In a modern hospital with a complex technological network, building control systems (BCS) are able to oversee and automate many functions. BCS can monitor and adjust environmental controls such as lighting, temperature, pressurization, humidity, and life support systems. Nurses can use BCS to keep maintain the bed and patient tracking along with vitals through connected machines. Aspects such as ventilation and pressurization are critical for disease control.
BCS is vital for security as well, managing restricted areas, alarms, elevators, and key card entrances – providing digital notifications in cases of intrusion. Furthermore, in the context of contemporary care where patient satisfaction is paramount, BCS can be integrated into media and communication technologies to ensure a patient has access to everything they need. When performing these numerous tasks, BCS collects a significant amount of data on the building, staff, and patients which are stored and analyzed (Prudenzi, Fioravanti, & Regoli, 2018).

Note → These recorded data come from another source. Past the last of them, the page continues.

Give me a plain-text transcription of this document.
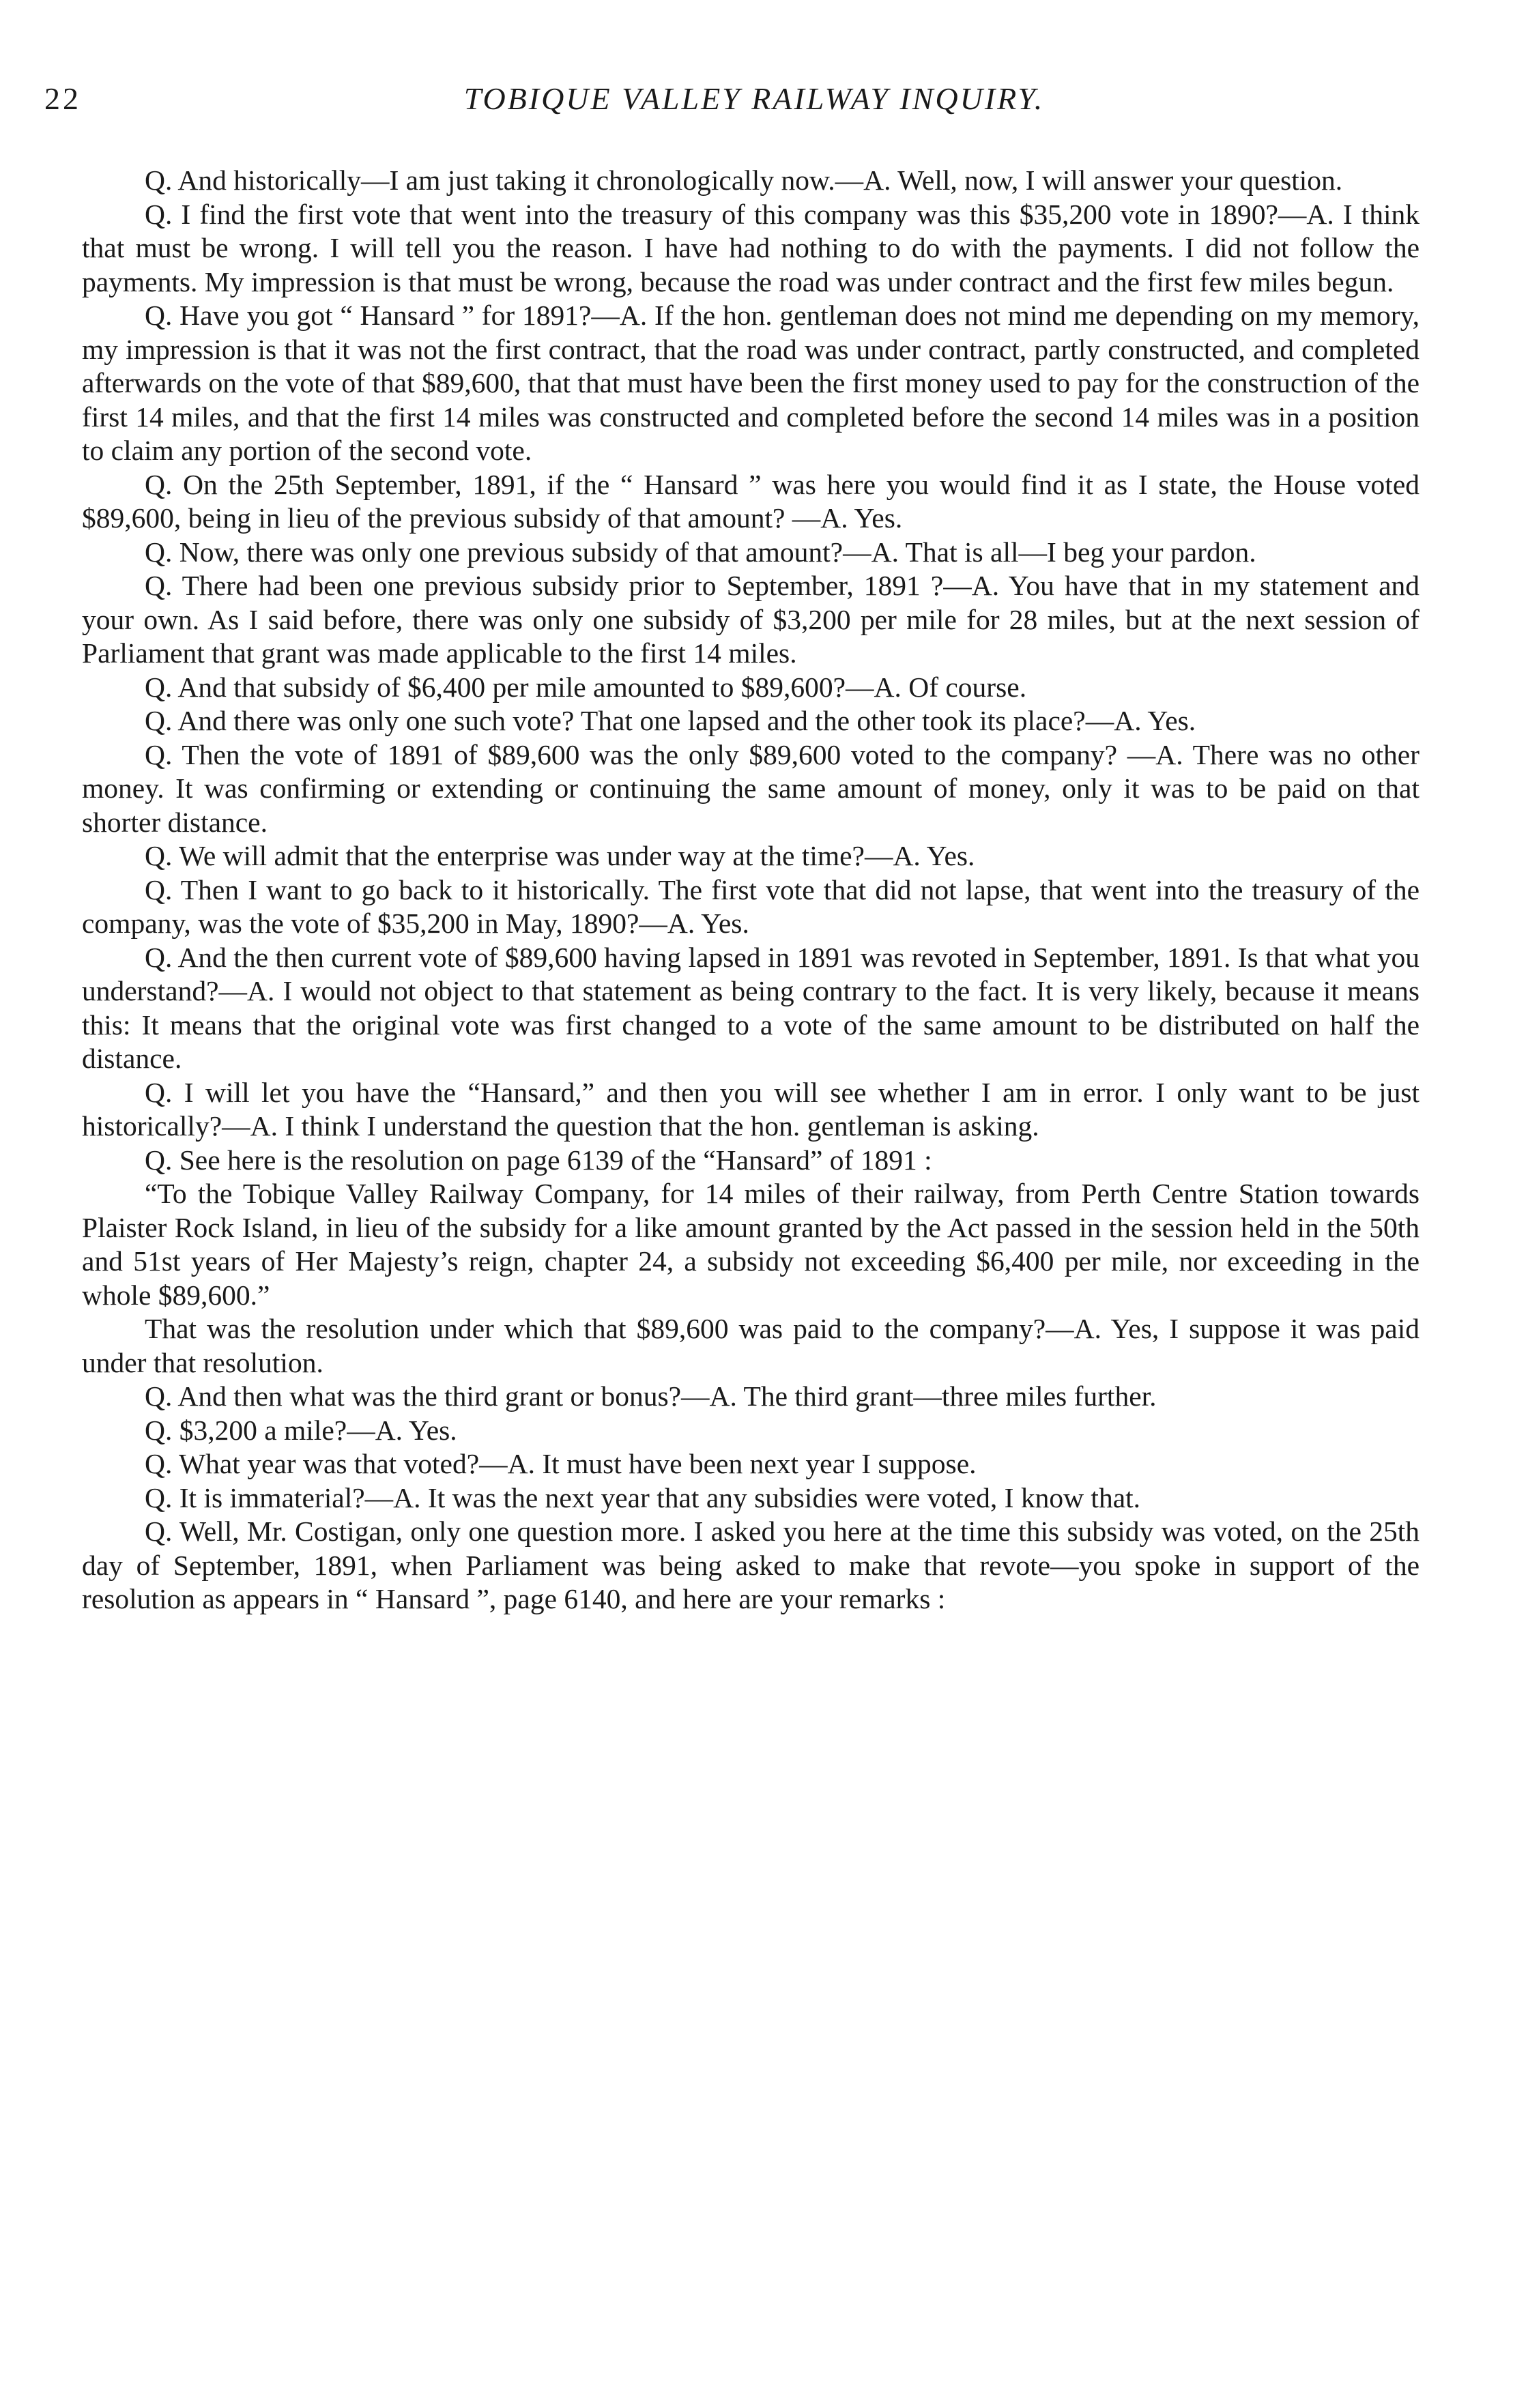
22	TOBIQUE VALLEY RAILWAY INQUIRY.

Q. And historically—I am just taking it chronologically now.—A. Well, now, I will answer your question.

Q. I find the first vote that went into the treasury of this company was this $35,200 vote in 1890?—A. I think that must be wrong. I will tell you the reason. I have had nothing to do with the payments. I did not follow the payments. My impression is that must be wrong, because the road was under contract and the first few miles begun.

Q. Have you got “ Hansard ” for 1891?—A. If the hon. gentleman does not mind me depending on my memory, my impression is that it was not the first contract, that the road was under contract, partly constructed, and completed afterwards on the vote of that $89,600, that that must have been the first money used to pay for the construction of the first 14 miles, and that the first 14 miles was constructed and completed before the second 14 miles was in a position to claim any portion of the second vote.

Q. On the 25th September, 1891, if the “ Hansard ” was here you would find it as I state, the House voted $89,600, being in lieu of the previous subsidy of that amount? —A. Yes.

Q. Now, there was only one previous subsidy of that amount?—A. That is all—I beg your pardon.

Q. There had been one previous subsidy prior to September, 1891 ?—A. You have that in my statement and your own. As I said before, there was only one subsidy of $3,200 per mile for 28 miles, but at the next session of Parliament that grant was made applicable to the first 14 miles.

Q. And that subsidy of $6,400 per mile amounted to $89,600?—A. Of course.

Q. And there was only one such vote? That one lapsed and the other took its place?—A. Yes.

Q. Then the vote of 1891 of $89,600 was the only $89,600 voted to the company? —A. There was no other money. It was confirming or extending or continuing the same amount of money, only it was to be paid on that shorter distance.

Q. We will admit that the enterprise was under way at the time?—A. Yes.

Q. Then I want to go back to it historically. The first vote that did not lapse, that went into the treasury of the company, was the vote of $35,200 in May, 1890?—A. Yes.

Q. And the then current vote of $89,600 having lapsed in 1891 was revoted in September, 1891. Is that what you understand?—A. I would not object to that statement as being contrary to the fact. It is very likely, because it means this: It means that the original vote was first changed to a vote of the same amount to be distributed on half the distance.

Q. I will let you have the “Hansard,” and then you will see whether I am in error. I only want to be just historically?—A. I think I understand the question that the hon. gentleman is asking.

Q. See here is the resolution on page 6139 of the “Hansard” of 1891 :

“To the Tobique Valley Railway Company, for 14 miles of their railway, from Perth Centre Station towards Plaister Rock Island, in lieu of the subsidy for a like amount granted by the Act passed in the session held in the 50th and 51st years of Her Majesty’s reign, chapter 24, a subsidy not exceeding $6,400 per mile, nor exceeding in the whole $89,600.”

That was the resolution under which that $89,600 was paid to the company?—A. Yes, I suppose it was paid under that resolution.

Q. And then what was the third grant or bonus?—A. The third grant—three miles further.

Q. $3,200 a mile?—A. Yes.

Q. What year was that voted?—A. It must have been next year I suppose.

Q. It is immaterial?—A. It was the next year that any subsidies were voted, I know that.

Q. Well, Mr. Costigan, only one question more. I asked you here at the time this subsidy was voted, on the 25th day of September, 1891, when Parliament was being asked to make that revote—you spoke in support of the resolution as appears in “ Hansard ”, page 6140, and here are your remarks :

Hacking into the hospital BCS is done via social hacking or through phishing. Once a hacker gains administrative access, they may choose to control a wide variety of devices. For example, there was an instance where all life support devices were paralyzed by a virus, resulting in the hospital turning patients away. A hacker may choose to control various building life support and security systems, creating panic or terror. However, most hackers choose to access valuable IT and personal data information collected and stored in the BCS servers.
Various sensitive data ranging from patient’s and staff’s personal information such as Social Security numbers to health-related data that can be sold and used for blackmail by sinister parties (Gabriel, Noblin, Rutherford, Walden, & Cortelyou-Ward, 2018). Hackers are increasingly targeting medical institutions because they are vulnerable and highly lucrative. Despite having such widespread automated and Smart networks the likes of BCS, healthcare facilities often have slowly updated systems with wide-open vulnerabilities and do not have the ability to limit access points.
Meanwhile, the hacking of a hospital can be lucrative due to the sensitive health information which can be held ransom or sold to third parties on the dark web, commonly being more valuable than any credit card information.
Gabriel, M.H., Noblin, A., & Rutherford, A., Walden, A., & Cortelyou-Ward, K. (2018). Data breach locations, types, and associated characteristics among US hospitals. The American Journal of Managed Care, 24(2), 78-84.
Prudenzi, A., Fioravanti, A., & Regoli, M. (2018). A low-cost internet of things integration platform for a centralized supervising system of building technology systems in hospitals. In 2018 IEEE international conference on environment and electrical engineering and 2018 IEEE industrial and commercial power systems Europe (pp. 1-6). Palermo, Italy: Department of Education.